In a move that surprised even DVD+RW development partner Sony, Philips Consumer Electronics, in Eindhoven, the Netherlands, announced at CES that it will launch a stand-alone rewritable-videodisk recorder next year. The drive will
use a new Philips algorithm to read the video format of today's prerecorded DVD disks, thus allowing playback of the
rewritable disks on any regular DVD player.

"We heard over and over from our customers that they wished they had a little red 'record' button on their DVD player,"
said Frans A. van Houten, chief operating officer of the digital video business group at Philips Consumer Electronics.
The goal is to design a rewritable DVD disk that can be played back "not in a separate box, but in a compatible
machine."

The system will be based on the company's 4.7-gigabyte DVD+RW format. The drive will use real-time MPEG-2
variable-bit-rate recording to accommodate disks that provide two or four hours of video. The recordable disks will not
have to be housed in a cartridge, as some schemes require.
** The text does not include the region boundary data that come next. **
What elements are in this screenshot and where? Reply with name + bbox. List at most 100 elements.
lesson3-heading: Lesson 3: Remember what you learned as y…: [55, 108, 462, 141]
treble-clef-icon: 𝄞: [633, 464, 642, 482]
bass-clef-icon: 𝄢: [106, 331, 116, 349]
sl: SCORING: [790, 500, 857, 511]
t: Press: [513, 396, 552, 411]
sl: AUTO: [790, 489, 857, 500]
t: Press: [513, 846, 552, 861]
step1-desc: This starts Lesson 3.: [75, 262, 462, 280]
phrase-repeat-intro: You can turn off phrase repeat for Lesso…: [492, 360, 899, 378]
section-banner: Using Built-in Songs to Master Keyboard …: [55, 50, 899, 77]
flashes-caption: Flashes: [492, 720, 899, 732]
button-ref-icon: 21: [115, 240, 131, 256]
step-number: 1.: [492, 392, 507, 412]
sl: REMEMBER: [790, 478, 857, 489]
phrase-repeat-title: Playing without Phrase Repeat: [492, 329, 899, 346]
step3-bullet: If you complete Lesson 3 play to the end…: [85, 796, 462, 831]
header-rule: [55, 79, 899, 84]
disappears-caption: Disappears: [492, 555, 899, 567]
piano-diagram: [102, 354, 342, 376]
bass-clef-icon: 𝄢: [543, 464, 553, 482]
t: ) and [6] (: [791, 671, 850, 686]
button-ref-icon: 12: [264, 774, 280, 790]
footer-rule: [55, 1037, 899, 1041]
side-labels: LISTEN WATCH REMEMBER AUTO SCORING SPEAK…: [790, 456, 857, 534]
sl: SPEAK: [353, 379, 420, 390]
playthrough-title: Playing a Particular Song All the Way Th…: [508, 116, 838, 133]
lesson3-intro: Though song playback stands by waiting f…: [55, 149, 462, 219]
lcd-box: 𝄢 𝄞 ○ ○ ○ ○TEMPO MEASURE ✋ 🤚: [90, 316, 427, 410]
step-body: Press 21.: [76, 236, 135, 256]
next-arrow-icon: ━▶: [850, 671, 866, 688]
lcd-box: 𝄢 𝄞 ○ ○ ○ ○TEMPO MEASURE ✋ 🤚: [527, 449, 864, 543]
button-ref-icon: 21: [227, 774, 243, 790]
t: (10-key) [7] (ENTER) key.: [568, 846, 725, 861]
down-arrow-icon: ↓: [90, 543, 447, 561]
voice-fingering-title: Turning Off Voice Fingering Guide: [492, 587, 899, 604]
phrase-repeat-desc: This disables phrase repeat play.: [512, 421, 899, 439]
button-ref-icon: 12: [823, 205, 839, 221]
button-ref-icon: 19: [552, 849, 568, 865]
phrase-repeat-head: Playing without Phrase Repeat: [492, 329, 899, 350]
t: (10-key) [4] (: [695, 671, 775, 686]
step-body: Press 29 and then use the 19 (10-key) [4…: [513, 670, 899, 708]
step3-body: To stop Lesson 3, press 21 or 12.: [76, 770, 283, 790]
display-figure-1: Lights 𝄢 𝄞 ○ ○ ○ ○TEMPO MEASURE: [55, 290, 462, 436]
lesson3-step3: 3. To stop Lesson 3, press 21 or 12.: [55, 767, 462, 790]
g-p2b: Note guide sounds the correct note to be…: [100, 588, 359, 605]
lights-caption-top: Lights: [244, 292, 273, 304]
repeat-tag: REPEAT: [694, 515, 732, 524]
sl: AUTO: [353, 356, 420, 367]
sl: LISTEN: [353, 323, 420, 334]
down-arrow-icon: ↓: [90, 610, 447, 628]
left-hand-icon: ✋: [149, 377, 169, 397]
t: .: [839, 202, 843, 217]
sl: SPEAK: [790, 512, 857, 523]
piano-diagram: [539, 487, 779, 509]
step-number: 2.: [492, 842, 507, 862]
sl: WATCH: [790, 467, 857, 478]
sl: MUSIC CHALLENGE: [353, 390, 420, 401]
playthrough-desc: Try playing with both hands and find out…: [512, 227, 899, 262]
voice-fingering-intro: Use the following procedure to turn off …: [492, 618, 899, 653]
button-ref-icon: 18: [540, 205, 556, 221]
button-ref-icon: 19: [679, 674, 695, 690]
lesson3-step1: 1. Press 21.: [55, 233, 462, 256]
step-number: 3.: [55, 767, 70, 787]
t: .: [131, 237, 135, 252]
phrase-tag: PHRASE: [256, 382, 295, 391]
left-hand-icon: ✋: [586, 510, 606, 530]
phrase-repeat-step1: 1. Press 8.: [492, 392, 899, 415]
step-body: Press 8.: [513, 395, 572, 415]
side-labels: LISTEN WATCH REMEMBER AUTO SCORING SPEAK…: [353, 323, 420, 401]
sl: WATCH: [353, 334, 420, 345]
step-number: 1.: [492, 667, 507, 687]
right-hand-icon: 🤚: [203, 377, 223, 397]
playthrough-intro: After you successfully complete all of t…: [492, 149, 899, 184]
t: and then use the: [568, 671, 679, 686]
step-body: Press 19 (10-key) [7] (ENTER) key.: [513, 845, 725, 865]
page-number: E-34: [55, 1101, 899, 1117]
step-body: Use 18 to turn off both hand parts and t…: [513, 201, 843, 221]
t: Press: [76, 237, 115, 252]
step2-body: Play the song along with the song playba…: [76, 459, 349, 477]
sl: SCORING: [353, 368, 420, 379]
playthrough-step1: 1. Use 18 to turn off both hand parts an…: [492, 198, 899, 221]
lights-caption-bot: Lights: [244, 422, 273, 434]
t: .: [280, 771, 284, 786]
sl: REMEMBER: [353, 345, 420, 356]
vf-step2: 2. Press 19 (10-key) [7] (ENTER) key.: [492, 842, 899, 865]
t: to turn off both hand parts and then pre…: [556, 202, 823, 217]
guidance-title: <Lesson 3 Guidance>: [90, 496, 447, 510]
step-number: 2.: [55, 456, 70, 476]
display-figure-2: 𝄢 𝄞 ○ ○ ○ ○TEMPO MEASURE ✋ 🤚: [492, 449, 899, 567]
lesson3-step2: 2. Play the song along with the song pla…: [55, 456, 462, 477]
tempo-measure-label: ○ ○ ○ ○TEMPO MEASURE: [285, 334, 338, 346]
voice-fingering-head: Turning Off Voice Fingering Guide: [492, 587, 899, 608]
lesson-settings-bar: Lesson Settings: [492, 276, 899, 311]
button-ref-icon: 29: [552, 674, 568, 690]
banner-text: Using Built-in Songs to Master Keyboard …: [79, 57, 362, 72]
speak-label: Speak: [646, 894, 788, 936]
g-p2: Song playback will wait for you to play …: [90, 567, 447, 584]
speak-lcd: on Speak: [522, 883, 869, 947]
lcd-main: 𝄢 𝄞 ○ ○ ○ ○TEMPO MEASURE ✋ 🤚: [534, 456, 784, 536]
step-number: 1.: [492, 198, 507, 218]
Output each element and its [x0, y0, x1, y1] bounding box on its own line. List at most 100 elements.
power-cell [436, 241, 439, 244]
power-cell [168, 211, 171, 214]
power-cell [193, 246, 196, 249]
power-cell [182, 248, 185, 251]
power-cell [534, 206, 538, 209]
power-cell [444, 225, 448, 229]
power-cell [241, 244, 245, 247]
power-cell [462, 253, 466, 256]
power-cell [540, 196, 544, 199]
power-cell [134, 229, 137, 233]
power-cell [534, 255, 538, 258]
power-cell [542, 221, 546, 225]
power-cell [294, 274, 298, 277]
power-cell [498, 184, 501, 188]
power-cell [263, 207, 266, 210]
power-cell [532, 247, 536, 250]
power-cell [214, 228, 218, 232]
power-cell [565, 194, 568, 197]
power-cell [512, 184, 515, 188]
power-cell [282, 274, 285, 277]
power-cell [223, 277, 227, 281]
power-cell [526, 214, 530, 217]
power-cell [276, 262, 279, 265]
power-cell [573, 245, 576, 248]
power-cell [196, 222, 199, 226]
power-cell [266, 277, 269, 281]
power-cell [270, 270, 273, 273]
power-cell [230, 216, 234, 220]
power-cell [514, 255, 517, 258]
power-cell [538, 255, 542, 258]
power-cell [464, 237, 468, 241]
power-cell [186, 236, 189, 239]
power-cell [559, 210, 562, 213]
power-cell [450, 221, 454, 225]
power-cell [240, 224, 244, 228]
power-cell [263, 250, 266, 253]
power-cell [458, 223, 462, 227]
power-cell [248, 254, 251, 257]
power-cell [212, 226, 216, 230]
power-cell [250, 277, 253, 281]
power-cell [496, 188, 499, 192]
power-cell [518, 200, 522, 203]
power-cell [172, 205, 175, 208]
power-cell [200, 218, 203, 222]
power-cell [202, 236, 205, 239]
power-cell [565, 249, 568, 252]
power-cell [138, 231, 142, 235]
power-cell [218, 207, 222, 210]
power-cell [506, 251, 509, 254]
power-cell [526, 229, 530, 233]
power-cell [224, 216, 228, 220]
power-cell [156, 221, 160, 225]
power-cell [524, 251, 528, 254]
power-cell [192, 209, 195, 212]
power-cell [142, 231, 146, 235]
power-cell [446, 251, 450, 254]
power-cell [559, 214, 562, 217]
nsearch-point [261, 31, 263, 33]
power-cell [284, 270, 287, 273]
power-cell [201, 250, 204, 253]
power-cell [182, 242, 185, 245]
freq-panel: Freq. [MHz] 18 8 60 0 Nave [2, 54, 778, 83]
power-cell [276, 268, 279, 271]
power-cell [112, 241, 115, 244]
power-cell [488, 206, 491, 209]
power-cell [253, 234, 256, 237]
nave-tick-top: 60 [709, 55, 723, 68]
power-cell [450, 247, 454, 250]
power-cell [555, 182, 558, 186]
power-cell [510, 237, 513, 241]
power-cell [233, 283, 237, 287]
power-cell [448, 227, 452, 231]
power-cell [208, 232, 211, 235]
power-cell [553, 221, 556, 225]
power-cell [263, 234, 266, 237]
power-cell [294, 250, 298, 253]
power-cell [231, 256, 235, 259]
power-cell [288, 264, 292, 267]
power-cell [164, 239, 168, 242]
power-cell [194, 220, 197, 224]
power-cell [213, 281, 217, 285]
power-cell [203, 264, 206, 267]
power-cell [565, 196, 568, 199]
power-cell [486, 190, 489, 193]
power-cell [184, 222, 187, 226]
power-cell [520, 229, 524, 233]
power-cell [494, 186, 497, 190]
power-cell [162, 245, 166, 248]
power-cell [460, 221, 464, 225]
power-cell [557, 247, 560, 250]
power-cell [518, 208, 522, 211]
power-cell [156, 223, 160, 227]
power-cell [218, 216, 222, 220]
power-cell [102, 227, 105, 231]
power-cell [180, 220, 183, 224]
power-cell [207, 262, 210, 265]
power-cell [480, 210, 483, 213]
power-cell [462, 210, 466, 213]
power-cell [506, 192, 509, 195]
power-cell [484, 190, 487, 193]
Philips said its new recordable drive marks a technology breakthrough because it lets the video recorder use the same
video format defined for prerecorded DVDs. "Until now, it was generally assumed that a real-time DVD-creation
process was impossible," said Chris Buma, program manager of A/V disk recording at Philips.

Separately, a working group within the DVD Forum is discussing a new real-time read/write video-recording format,
presumably for DVD-RAM.

The OSTA group has set a more ambitious goal: to create a world of compatible disks for any DVD player by
developing what could be called Son of MultiRead. When various incompatible rewritable technologies for CDs
emerged a few years ago, OSTA members created the widely used MultiRead specification to let any CD disk be read
on any type of drive.

"This group's charter is to create a specification for DVD that is similar to MultiRead," said OSTA facilitator Ray
Freeman. "There's no guarantee on this, but with MultiRead, there was also a lot of disagreement about whether it was
feasible or whether it would blow costs out of the water. If we get the right people for the DVD effort, I think they will be
clever enough to find a solution."

The initial meeting will include representatives from drive makers Hitachi, Matsushita, Philips, Panasonic Technologies,
Mitsumi, and Sony, as well as such other majors as Adaptec, Eastman Kodak, and even the Jet Propulsion Laboratory.
Freeman said Toshiba, which is not an OSTA member, won't be attending, though he said the company had been
invited to the meeting.

Two rewritable technologies are nose-to-nose in the bid to dominate the nascent market: DVD-RAM, backed by Hitachi
and Matsushita, and DVD+RW, developed by Sony and Philips. Pioneer, with its DVD-R technology, has made some
headway in professional recording markets.

Getting the various camps to converge on a common technique will be no mean feat.